Когда я открыла глаза, я была одна в чистой, прибранной спальне. Моим первым желанием было нащупать рядом ребенка. Его не было. Вторым — прислушаться к боли в животе, но тут я также ничего не ощутила. Потихоньку я скользнула рукой под рубашку, готовая закричать: я обнаружила плоский живот, и никакой боли, повязок и шрамов.
Значит, у меня получилось родить ребенка нормально?
Я плакала от радости. Какое-то время я только и делала, что плакала, теплыми, благодарными слезами.
Потом я перестала плакать и с нетерпением стала прислушиваться к доносившимся звукам. Может быть, ребенок голоден? Или он спит? Где его поместили в доме? Девочка или мальчик? Я позвала мужа. Услышав собственный голос, я поняла, что он слишком слаб и не слышен за дверью.
Тогда я стала ждать. Временами я дремала.
Спустя несколько минут — или часов, я не могла понять — появился Франц.
По его сгорбленной спине и посеревшему лицу я поняла, что случилось несчастье.
— Ты проснулась, дорогая? — Голос у него был совершенно бесцветный.
— Франц, где ребенок?
Он присел на краешек постели и взял меня за руку:
— Ты должна быть сильной: он умер.
Молчание.
Не было даже слез. Только резкая боль. Кинжал вонзился мне в сердце. Привкус тошноты наполнил рот. Мне тоже хотелось умереть. Умереть, чтобы избежать страдания. Умереть, чтобы не чувствовать ненависти, поднимавшейся во мне.
Когда я смогла говорить, я спросила у Франца, где тело нашего младенца. Он ответил, что доктор Тейтельман унес его, обернув в пеленки. Он отказался показать его Францу, который этого потребовал.
— Избавьте себя от этого, мой друг. Ваше горе будет легче.
Вот так-то, Гретхен. Я думала, что достигла предела отчаяния. Не тут-то было. Худшее еще предстояло.
Возможно ли такое? Тебе трудно будет читать то, что последует дальше. Так же трудно, как мне — писать. Но все же я дойду до конца моего рассказа. Как Мария Стюарт до эшафота.
В тот же день под вечер вошел доктор Тейтельман.
Я была одна. Я больше ни о чем не думала, не стонала, ничего не чувствовала.
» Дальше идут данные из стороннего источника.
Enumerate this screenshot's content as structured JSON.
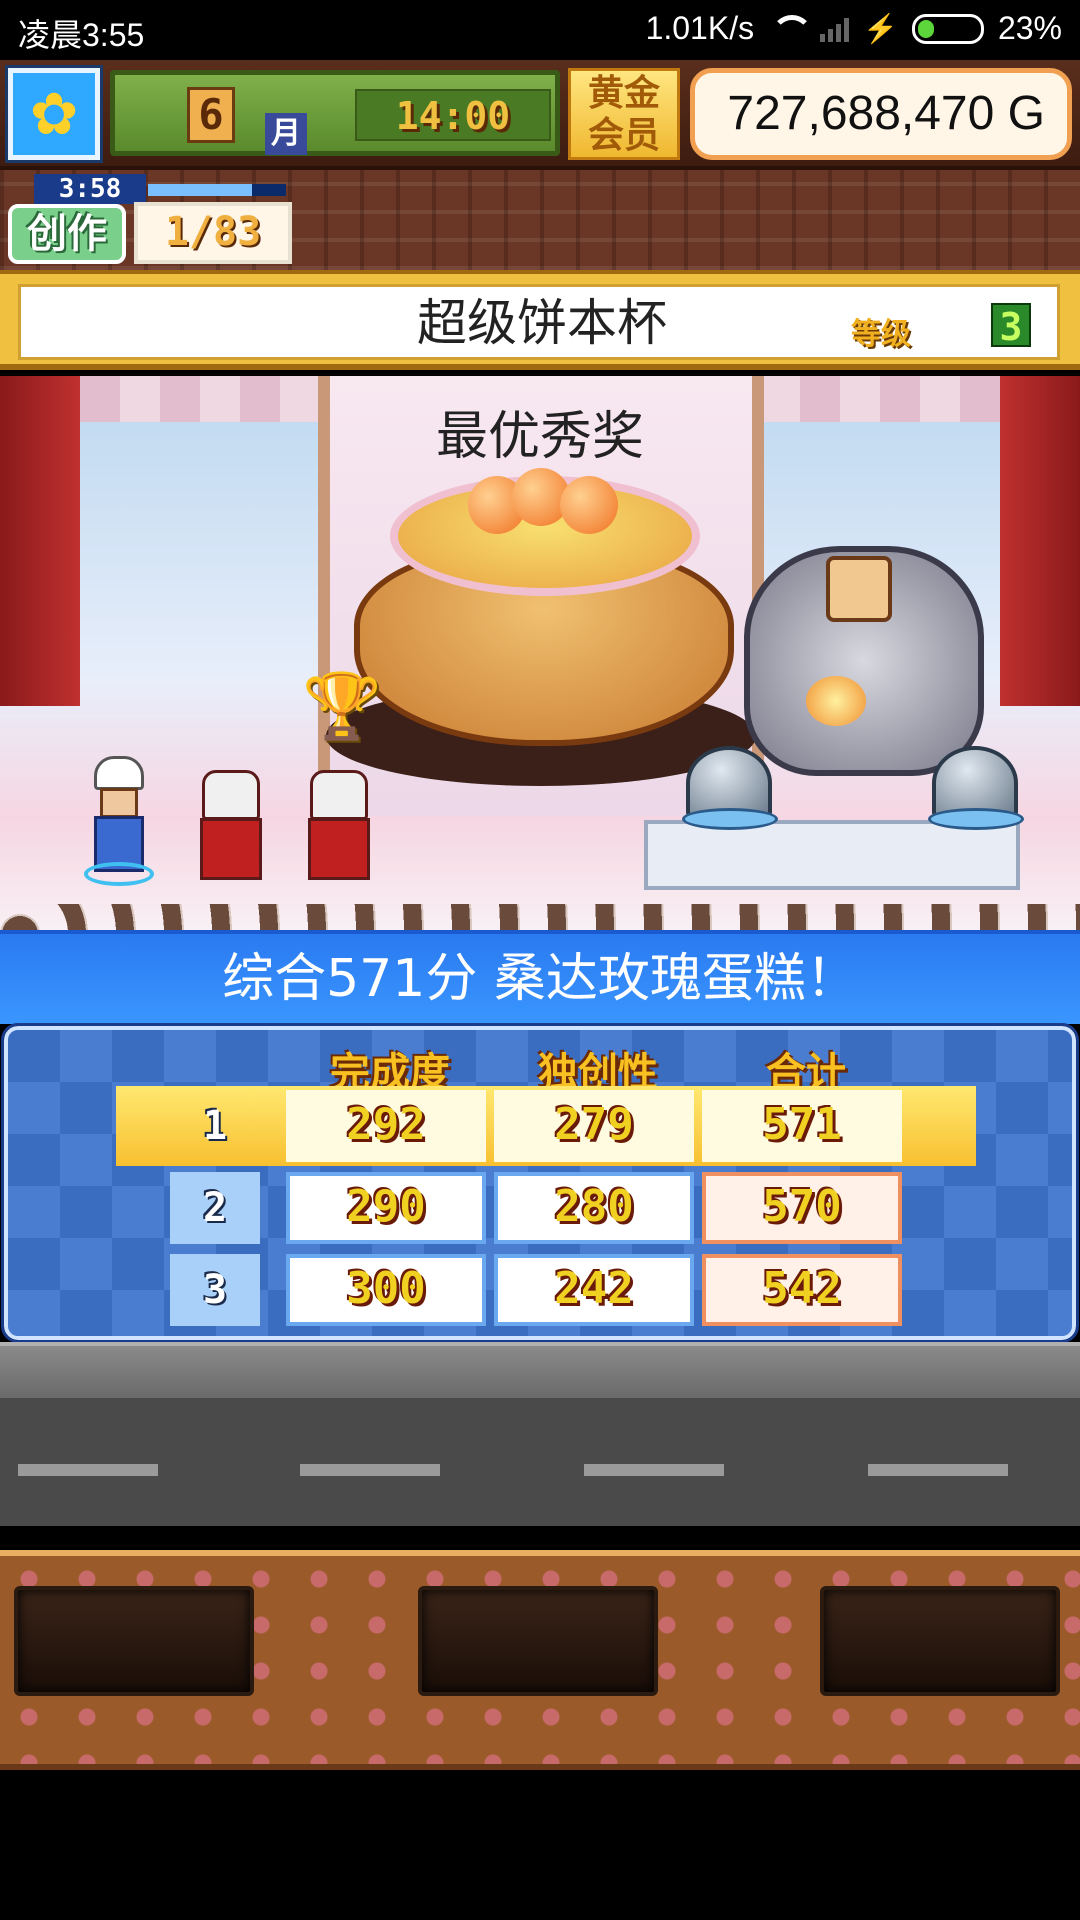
{
  "status_bar": {
    "time": "凌晨3:55",
    "network_speed": "1.01K/s",
    "battery": "23%",
    "icons": [
      "wifi-icon",
      "signal-icon",
      "charging-icon",
      "battery-icon"
    ]
  },
  "hud": {
    "season_icon": "sunflower-icon",
    "month": "6",
    "month_label": "月",
    "clock": "14:00",
    "vip_label": "黄金会员",
    "money": "727,688,470 G"
  },
  "create": {
    "timer": "3:58",
    "progress_fraction": 0.75,
    "label": "创作",
    "count": "1/83"
  },
  "contest": {
    "title": "超级饼本杯",
    "grade_label": "等级",
    "grade_value": "3"
  },
  "stage": {
    "award_title": "最优秀奖",
    "trophy_icon": "trophy-icon"
  },
  "result": {
    "text": "综合571分 桑达玫瑰蛋糕！"
  },
  "score_table": {
    "headers": [
      "完成度",
      "独创性",
      "合计"
    ],
    "rows": [
      {
        "rank": "1",
        "completion": "292",
        "originality": "279",
        "total": "571"
      },
      {
        "rank": "2",
        "completion": "290",
        "originality": "280",
        "total": "570"
      },
      {
        "rank": "3",
        "completion": "300",
        "originality": "242",
        "total": "542"
      }
    ]
  },
  "colors": {
    "result_banner": "#3a96ff",
    "highlight_row": "#f8c030",
    "header_gold": "#f8c020"
  }
}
Опустошенная, я лежала среди подушек.
Он придвинул стул к моей кровати и тяжело опустился на него.
Он медлил начать разговор. С чувством, что я прошла через ад, желая облегчить ему задачу, я сказала:
— Я все знаю, доктор. Франц мне рассказал, что случилось.
Он оглядел комнату, как бы ища свидетелей, облизал пересохшие губы, сглотнул слюну и безучастным тоном произнес:
— Господин фон Вальдберг мог повторить вам только то, что я ему сказал.
— Что-что?
— Я счел, что лучше предложить ему официальную версию — версию приемлемую, которая вызовет сочувствие к вам и не возбудит подозрений.
Я молчала. Я чувствовала, что сейчас последует страшный удар.
Я ждала его.
Тейтельман выпрямился, протер очки, вздохнул, потом смерил меня строгим взглядом:
— В простынях, которые я вынес отсюда, не было ничего. Вы не носили никакого ребенка у себя в животе, Ханна, одну только воду. Вы не были беременны.